Immunochemistry and immunofluorescence
Primary antibodies diluted in 10% normal goat serum-0.2% Tween 20 in PBS were incubated overnight and used at the following dilutions: rabbit-anti-Brg1 1:10 (H-88, Santa Cruz Biotechnology), rabbit-anticyclin E 1:100 (M-20, Santa Cruz Biotechnology), rabbit-anti-Ki67 1:100 (Labvision, Fremont, CA), mouse-anti-p27Kip1. 1: 400 (BD Biosciences), rabbit-anti-Pitx1 (55), rabbit-anti-Tpit 1:200, rabbit-anti-phospho-Histone H3 1:200 (Ser10, Upstate Biotechnology, Inc., Lake Placid, NY), rabbit-anti-SF-1 1:100 (gift from Dr. K. Morohashi), rabbit-anti-Sox2 1:200 (Chemicon, Temecula, CA), rabbiti-anti-Sox9 1:200 (gift from Dr. F. Poulat), rabbit-anti-Ki67 1:50 (Labvision), rabbit-anti-Pit1 1:250 (provided by Simon Rhodes), guinea pig-anti-PRL 1:200 (National Hormone and Peptide Program) (53). All secondary antibodies were used 1:150 (Vector Laboratories, Inc., Burlingame, CA). For colocalization, primary antibodies were incubated overnight, after which mouse-anti-POMC 1:200 (Cortex Biochemicals, Concord, MA) and biotinylated antirabbit-IgG 1:150 (Vector Laboratories) were then incubated for 1 h followed by antimouse-fluorescein 1:150 (ImmunoPure Antibody) and streptavidin-fluorescein 1:150 (Molecular Probes, Inc., Eugene, OR). For γ-tubulin/Hoescht staining, a rabbit anti-γ-tubulin antibody (gift of Dr.

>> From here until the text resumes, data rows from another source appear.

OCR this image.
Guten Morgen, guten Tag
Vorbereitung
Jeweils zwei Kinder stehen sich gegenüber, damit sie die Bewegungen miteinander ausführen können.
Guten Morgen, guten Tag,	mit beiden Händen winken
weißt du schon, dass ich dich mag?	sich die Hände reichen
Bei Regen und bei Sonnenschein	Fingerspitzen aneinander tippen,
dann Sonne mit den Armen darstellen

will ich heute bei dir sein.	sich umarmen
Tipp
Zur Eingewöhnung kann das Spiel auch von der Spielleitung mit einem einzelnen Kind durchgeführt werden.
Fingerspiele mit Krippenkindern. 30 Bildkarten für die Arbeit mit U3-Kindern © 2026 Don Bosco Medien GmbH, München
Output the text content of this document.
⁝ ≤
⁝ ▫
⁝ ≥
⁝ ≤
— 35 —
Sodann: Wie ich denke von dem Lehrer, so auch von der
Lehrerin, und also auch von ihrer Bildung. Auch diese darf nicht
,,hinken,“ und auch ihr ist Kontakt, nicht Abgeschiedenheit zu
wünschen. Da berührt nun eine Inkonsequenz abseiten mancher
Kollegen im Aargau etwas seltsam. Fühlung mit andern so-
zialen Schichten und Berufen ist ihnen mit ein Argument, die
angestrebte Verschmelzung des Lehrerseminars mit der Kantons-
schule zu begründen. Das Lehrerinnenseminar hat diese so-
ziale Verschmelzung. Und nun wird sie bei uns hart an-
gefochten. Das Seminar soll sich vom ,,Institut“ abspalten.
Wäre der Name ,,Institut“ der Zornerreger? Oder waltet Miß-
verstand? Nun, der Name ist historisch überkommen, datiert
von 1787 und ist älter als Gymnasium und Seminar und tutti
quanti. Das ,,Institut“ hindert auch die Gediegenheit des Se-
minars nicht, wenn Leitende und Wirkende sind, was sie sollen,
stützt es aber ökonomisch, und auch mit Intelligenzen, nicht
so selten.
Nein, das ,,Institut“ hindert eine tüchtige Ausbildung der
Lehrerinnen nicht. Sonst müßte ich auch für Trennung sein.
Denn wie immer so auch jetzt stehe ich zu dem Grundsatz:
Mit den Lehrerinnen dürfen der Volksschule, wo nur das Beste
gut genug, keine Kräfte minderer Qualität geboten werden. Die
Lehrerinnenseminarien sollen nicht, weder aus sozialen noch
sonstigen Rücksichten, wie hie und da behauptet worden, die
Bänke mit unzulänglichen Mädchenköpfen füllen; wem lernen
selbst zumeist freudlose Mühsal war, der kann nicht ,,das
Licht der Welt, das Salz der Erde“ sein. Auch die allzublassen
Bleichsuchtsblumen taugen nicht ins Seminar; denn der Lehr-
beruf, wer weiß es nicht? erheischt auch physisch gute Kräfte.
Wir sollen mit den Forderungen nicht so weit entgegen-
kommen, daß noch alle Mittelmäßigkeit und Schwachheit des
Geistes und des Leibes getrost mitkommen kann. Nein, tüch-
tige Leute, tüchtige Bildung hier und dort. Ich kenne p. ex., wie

K. Kukasawa) was used at 1:100 dilution.
Acknowledgments
We thank all colleagues from the laboratory for their critical comments. We also thank Lise Laroche (Institut de recherches cliniques de Montréal, Montréal, Canada)for expert secretarial assistance; Simon Rhodes (Indiana University School of Medicine, Indianapolis, IN), for his generous gift of Pit1 antibody; Dr. K. Morohashi (National Institute for Basic Biology, Okazaki, Japan), for the SF-1 antibody; Dr. Francis Poulat (Centre National de la Recherche Scientifique, Montpellier, France), for the Sox9 antibody. We also thank Dr. K. Fukasawa (H. Lee Moffitt Cancer Center, Tampa, FL), for the γ-tubulin antibody, and Dr. A. F. Parlow (Research Professor of Obstetrics and Gynecology, University of California Los Angeles School of Medicine, National Hormone and Peptide Program) for the GH and PRL antibody.
Footnotes
This work was supported by research grants (to J.D.) from the Canadian Institutes of Health Research and National Cancer Institute of Canada.
Disclosure Summary. The authors have nothing to disclose.
First Published Online July 21, 2010
Abbreviations: AL, Anterior lobe; CDK, cyclin-dependent kinase; CDKI, CDK inhibitor; GAPDH, glyceraldehyde-3-phosphate dehydrogenase; Gc, glucocorticoids; GR, glucocorticoid receptor; HDAC, histone deacetylase; IL, intermediate lobe; pHH3, phosphohistone H3; POMC, proopiomelanocortin; PRL, prolactin; sibs, siblings; SF-1, steroidogenic factor 1; shpRNA, short hairpin RNA; Wt, wild type.